The Court found that the actual market value of shares issued by Airtel to TTML shareholders was approximately Rs. 33.92 crores. The 0.7% stamp duty on this would be Rs. 23,75,088.

Rejection of Respondents' Oral Submissions: The Court dismissed the respondents' oral arguments about 'hidden consideration' and erroneous treatment of spectrum license fees as debt, citing the Constitution Bench judgment in Mohinder Singh Gill and another Vs. The Chief Election Commissioner, New Delhi and others, [(1978) 1 SCC 405] . This precedent establishes that the validity of administrative orders must be judged by the reasons recorded in the order itself and cannot be supplemented by later affidavits or oral arguments. Neither the Collector's order nor the CCRA's order contained findings on these points.

Furthermore, the Court stated: > "The Collector of Stamps cannot sit in appeal over this commercial wisdom of shareholders of both the companies and which is accepted by the NCLT and assume that TTML was actually worth more than what is accepted by the shareholders and NCLT." (Para 38)

The Court emphasized: > "Once the Legislature has mandated that the stamp duty leviable on a Scheme of Arrangement must be determined on market value of shares issued/allotted in exchange plus amount of consideration paid, it would be beyond the jurisdiction of the Adjudicating Authority to determine the stamp duty payable on any other basis." (Para 34)

Final Decision and Implications

The High Court concluded that the Collector of Stamps "grossly erred" in computing stamp duty based on the 'net worth' of TTML's demerged unit. The correct approach, as per Article 25(da), required comparing: 1. 5% of the true market value of immovable properties (Rs. 1,86,70,450). 2. 0.7% of the market value of shares issued/allotted by Airtel (Rs. 23,75,088).

Since Rs. 1,86,70,450 was higher, this was deemed the correct stamp duty payable, an amount already paid by Bharti Airtel .

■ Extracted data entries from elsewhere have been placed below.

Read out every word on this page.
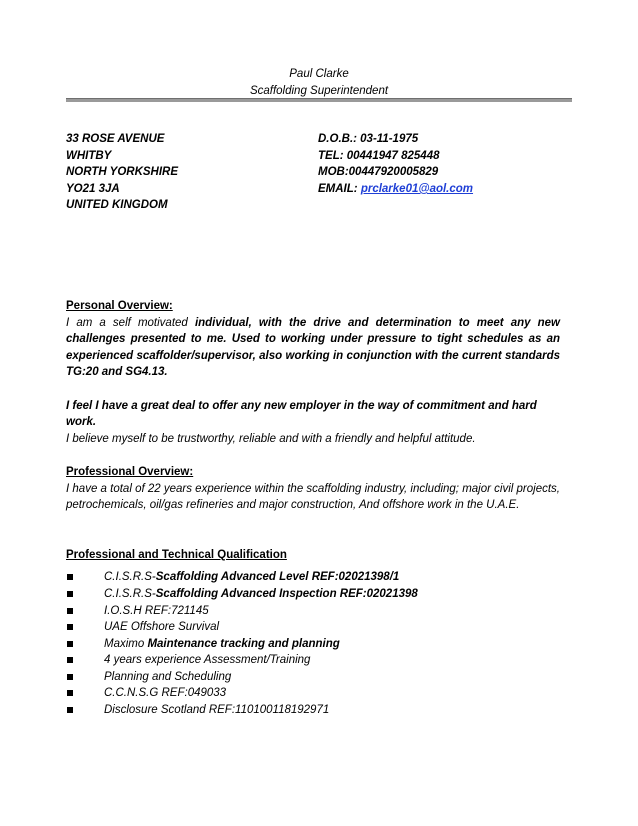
Paul Clarke
Scaffolding Superintendent
33 ROSE AVENUE
WHITBY
NORTH YORKSHIRE
YO21 3JA
UNITED KINGDOM
D.O.B.: 03-11-1975
TEL: 00441947 825448
MOB:00447920005829
EMAIL: prclarke01@aol.com
Personal Overview:
I am a self motivated individual, with the drive and determination to meet any new challenges presented to me. Used to working under pressure to tight schedules as an experienced scaffolder/supervisor, also working in conjunction with the current standards TG:20 and SG4.13.
I feel I have a great deal to offer any new employer in the way of commitment and hard work.
I believe myself to be trustworthy, reliable and with a friendly and helpful attitude.
Professional Overview:
I have a total of 22 years experience within the scaffolding industry, including; major civil projects, petrochemicals, oil/gas refineries and major construction, And offshore work in the U.A.E.
Professional and Technical Qualification
C.I.S.R.S-Scaffolding Advanced Level REF:02021398/1
C.I.S.R.S-Scaffolding Advanced Inspection REF:02021398
I.O.S.H REF:721145
UAE Offshore Survival
Maximo Maintenance tracking and planning
4 years experience Assessment/Training
Planning and Scheduling
C.C.N.S.G REF:049033
Disclosure Scotland REF:110100118192971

Consequently, the Court passed the following order: "(I) Order dated 14 November 2022 passed by the Collector of Stamps, as well as order dated 2 August 2024 passed by the CCRA are set aside. (II) It is held that the amount of stamp duty payable on the Scheme of Arrangement is Rs.1,86,70,450/-."

This judgment provides crucial clarity on the valuation principles for stamp duty in demerger schemes, reinforcing that statutory provisions for calculation must be strictly adhered to by revenue authorities, and NCLT-approved commercial arrangements cannot be arbitrarily re-interpreted without explicit findings grounded in law.